Neue Anreize für die Binnennachfrage

Nun droht aber auch der wichtigste ökonomische Pfeiler des Landes zu wackeln. Ende 2012 brach die Binnennachfrage um 0,5 Prozent ein. Die Menschen fangen allmählich auch in der Türkei an, mehr zu sparen und kaufen immer seltener ein. Vor allem halten sie sich bei Gebrauchsgütern und Wohnungen zurück.

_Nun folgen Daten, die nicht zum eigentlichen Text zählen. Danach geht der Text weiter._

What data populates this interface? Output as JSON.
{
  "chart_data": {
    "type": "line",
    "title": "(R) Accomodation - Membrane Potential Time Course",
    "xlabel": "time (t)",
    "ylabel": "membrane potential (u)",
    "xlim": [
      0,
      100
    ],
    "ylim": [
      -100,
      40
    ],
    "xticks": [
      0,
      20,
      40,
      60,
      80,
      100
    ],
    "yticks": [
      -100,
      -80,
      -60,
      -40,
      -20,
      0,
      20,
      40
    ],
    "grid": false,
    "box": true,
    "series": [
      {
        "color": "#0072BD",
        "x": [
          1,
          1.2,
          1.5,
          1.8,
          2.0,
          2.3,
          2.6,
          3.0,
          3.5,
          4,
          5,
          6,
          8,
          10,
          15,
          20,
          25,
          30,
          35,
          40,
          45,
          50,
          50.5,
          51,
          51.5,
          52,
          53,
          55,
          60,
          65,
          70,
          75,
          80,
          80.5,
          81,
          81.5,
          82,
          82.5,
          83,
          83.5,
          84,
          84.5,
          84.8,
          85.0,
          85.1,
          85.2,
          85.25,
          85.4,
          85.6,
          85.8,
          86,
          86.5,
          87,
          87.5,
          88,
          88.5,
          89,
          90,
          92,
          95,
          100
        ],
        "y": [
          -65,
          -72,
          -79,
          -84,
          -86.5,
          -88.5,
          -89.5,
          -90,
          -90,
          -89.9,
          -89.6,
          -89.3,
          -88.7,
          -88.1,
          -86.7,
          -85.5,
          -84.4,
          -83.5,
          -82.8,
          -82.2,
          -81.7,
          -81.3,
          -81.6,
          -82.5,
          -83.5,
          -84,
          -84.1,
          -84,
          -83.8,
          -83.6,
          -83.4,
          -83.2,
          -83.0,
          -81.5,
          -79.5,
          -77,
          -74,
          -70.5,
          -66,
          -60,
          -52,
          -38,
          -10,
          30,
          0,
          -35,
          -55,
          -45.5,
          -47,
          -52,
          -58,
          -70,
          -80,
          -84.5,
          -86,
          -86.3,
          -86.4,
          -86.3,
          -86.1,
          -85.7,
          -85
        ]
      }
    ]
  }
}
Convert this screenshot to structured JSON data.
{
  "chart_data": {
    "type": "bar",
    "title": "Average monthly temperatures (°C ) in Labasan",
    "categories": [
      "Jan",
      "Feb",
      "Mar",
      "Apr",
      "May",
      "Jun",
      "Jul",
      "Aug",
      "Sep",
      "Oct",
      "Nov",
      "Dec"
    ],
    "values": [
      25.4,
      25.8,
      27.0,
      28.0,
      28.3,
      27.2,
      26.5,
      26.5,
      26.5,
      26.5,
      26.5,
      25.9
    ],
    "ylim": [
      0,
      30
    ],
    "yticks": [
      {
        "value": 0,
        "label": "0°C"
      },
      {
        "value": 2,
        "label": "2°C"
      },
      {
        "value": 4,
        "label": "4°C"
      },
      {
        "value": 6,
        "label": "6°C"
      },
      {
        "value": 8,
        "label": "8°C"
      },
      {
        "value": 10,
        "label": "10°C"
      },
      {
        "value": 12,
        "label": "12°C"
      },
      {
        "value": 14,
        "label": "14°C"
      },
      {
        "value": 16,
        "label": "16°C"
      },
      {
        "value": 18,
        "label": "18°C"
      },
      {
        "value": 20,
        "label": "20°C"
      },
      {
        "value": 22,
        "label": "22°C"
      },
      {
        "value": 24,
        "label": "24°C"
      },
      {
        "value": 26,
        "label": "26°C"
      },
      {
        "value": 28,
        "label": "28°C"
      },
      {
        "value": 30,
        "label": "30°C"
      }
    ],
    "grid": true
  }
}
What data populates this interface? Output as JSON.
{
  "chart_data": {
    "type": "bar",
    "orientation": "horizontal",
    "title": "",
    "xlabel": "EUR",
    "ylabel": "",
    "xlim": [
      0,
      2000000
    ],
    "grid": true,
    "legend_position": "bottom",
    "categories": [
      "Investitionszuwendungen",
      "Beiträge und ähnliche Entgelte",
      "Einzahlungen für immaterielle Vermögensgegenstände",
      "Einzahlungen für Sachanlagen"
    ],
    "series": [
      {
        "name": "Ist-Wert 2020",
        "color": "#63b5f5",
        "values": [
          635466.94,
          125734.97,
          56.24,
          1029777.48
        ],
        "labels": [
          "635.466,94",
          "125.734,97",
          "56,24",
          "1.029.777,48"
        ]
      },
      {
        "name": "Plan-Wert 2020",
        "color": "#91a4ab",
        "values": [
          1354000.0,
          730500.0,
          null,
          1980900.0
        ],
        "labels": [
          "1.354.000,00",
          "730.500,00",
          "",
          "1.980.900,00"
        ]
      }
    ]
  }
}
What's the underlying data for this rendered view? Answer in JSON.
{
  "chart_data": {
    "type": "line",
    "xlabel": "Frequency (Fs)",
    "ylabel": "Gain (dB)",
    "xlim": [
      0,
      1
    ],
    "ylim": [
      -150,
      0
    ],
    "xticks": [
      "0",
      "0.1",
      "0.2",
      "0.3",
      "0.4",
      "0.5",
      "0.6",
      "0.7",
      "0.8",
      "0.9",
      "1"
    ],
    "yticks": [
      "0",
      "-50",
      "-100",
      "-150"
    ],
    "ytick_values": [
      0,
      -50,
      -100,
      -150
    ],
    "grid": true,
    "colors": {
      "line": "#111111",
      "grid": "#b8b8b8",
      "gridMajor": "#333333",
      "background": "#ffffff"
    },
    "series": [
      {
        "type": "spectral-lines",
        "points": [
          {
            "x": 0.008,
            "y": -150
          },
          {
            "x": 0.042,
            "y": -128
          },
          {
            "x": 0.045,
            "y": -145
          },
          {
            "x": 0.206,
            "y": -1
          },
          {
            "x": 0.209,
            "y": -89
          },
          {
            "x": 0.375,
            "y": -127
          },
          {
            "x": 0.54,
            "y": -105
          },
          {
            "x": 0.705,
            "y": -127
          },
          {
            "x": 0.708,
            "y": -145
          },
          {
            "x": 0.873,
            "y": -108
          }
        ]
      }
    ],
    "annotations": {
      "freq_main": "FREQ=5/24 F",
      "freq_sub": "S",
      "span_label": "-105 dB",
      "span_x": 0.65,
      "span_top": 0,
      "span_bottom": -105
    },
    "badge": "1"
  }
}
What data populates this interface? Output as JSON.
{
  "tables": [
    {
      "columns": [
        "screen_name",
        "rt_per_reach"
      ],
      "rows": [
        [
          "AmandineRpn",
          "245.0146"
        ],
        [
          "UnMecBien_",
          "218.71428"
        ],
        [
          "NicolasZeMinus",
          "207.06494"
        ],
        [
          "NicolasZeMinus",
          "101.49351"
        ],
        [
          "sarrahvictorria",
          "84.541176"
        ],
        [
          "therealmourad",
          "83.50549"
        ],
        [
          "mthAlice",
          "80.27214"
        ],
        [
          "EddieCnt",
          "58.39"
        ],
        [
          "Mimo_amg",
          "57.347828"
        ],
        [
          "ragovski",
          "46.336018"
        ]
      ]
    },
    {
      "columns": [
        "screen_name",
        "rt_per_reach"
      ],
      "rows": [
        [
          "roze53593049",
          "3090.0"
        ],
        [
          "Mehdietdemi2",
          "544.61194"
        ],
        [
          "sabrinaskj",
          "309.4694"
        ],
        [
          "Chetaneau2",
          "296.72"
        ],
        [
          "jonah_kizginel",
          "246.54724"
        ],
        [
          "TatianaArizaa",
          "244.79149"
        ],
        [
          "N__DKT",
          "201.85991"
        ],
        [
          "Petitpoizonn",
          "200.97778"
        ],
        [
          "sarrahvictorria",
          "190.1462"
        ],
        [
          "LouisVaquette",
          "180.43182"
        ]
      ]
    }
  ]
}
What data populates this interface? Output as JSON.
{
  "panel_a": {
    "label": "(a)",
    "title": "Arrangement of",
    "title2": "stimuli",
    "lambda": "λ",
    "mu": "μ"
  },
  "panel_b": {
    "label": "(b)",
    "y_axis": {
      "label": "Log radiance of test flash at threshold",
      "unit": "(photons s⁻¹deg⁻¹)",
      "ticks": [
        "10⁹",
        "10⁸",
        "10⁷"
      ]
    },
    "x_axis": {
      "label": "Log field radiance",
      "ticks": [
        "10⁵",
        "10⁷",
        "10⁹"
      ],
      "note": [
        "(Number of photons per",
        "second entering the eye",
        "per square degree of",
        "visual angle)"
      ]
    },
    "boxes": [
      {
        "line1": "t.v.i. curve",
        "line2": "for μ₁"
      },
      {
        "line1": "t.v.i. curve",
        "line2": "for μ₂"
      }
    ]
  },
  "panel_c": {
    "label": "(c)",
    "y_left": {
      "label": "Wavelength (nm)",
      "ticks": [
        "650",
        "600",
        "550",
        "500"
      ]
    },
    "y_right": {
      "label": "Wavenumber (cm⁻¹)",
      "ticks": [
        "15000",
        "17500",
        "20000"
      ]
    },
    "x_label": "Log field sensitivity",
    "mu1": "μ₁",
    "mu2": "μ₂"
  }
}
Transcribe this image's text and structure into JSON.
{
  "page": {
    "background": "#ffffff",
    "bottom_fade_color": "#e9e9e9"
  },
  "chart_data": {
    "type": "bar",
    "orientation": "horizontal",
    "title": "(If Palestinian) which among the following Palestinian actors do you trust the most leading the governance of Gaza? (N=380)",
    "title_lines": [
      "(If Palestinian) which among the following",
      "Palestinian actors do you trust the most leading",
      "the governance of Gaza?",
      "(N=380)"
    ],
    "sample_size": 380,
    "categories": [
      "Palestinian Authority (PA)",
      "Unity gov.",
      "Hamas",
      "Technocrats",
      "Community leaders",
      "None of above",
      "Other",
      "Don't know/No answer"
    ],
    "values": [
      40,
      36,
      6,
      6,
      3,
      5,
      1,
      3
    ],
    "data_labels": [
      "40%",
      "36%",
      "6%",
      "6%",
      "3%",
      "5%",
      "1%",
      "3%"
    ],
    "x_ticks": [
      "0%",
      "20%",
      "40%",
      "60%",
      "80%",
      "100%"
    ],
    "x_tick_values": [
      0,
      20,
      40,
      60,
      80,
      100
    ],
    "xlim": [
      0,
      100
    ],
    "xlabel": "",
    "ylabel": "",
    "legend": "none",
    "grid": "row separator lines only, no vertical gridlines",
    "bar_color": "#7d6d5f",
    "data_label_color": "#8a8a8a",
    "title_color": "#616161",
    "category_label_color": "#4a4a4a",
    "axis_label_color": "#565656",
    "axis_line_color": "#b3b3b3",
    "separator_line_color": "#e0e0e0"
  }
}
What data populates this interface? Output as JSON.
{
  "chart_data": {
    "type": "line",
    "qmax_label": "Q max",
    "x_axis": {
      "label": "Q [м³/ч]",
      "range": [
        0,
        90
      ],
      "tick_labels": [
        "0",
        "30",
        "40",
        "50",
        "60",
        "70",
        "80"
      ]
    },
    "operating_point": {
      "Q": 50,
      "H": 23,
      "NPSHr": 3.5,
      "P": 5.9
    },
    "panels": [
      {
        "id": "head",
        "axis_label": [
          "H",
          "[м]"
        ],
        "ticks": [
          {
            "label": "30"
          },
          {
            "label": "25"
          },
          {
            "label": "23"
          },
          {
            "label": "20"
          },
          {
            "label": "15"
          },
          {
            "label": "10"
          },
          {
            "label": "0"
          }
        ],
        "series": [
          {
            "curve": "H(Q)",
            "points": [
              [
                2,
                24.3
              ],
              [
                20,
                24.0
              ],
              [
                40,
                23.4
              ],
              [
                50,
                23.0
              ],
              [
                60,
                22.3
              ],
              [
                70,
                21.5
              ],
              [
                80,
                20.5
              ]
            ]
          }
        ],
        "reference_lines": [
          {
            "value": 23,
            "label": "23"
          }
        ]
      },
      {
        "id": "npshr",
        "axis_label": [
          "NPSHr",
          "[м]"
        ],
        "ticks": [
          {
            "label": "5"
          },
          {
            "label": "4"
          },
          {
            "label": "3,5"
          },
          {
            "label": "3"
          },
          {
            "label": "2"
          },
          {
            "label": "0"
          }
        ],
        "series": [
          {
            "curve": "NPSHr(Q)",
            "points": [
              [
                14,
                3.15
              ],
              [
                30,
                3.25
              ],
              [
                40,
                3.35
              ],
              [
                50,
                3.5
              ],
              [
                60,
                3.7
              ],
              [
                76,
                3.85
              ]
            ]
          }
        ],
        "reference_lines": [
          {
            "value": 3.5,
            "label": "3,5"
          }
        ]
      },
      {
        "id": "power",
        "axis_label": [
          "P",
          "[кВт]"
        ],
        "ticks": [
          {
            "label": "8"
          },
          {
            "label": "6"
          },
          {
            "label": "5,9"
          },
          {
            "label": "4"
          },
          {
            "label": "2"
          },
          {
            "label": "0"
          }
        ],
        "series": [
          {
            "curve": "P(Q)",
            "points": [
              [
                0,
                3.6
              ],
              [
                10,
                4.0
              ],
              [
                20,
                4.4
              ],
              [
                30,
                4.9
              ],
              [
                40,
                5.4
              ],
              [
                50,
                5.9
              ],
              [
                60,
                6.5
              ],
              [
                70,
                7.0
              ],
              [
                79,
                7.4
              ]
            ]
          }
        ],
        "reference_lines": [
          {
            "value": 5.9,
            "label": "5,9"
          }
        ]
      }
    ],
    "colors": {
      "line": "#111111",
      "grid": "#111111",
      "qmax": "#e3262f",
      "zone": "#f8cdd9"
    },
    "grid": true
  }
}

Die AKP-Regierung erhofft sich mit der Leitzins-Senkung, den Konsum wieder anzuregen, denn der um 0,5 Prozent gesenkte Leitzins macht Sparen unattraktiver. Die Verzinsung des angelegten Geldes ist fortan schlechter. Im Gegenzug werden Kredite jeglicher Form für den Konsumenten günstiger, weil der allgemeine Leitzins auch die Zinssätze der Kredite senkt. Das Ergebnis: Die Bevölkerung wird künstlich dazu angespornt, wieder mehr zu konsumieren.

Insolvenzen steigen rasant an

Ein einfacherer Zugang zu Krediten kann aber im Fall der Türkei gefährliche Folgen haben. Schulden gegenüber Banken, die durch Kredite oder Kreditkarten entstanden waren, sind in den letzten Jahren rapide angestiegen. 2003 hatten noch 2,4 Millionen Menschen Kreditschulden. Ende 2012 erreichte die Zahl an Schuldnern schon 13,2 Millionen Menschen. Laut der türkischen Zentralbank und der Bankenregulierungs- und Aufsichtsbehörde betrug der Schuldenstand der privaten Haushalte im April 2013 rund 285 Milliarden Lira. Das sind umgerechnet 48 Prozent der gesamten Haushaltseinkommen. Die Höhe der Kredite, die nicht rechtzeitig an die Kreditinstitute zurückbezahlt werden konnten, liegt insgesamt bei 10 Milliarden Lira. Das steht stellvertretend für 2,5 Millionen Menschen, die nun auf der Schwarzen Liste der Kreditinstitute stehen.

Hinzu kommt, dass die türkischen Haushalte nicht nur Schulden gegenüber Banken haben, sondern auch über informelle Kanäle Schulden aufbauen. Genaue Zahlen gibt es dafür nicht. Die Ergebnisse aus den gemachten Consumer-Umfragen sind von Optimismus geprägt. Unterdessen gab Wirtschaftsminister Zafer Çağlayan bekannt, dass die Frühindikatoren der Wirtschaft für die ersten drei Monaten nicht sehr vielversprechend waren.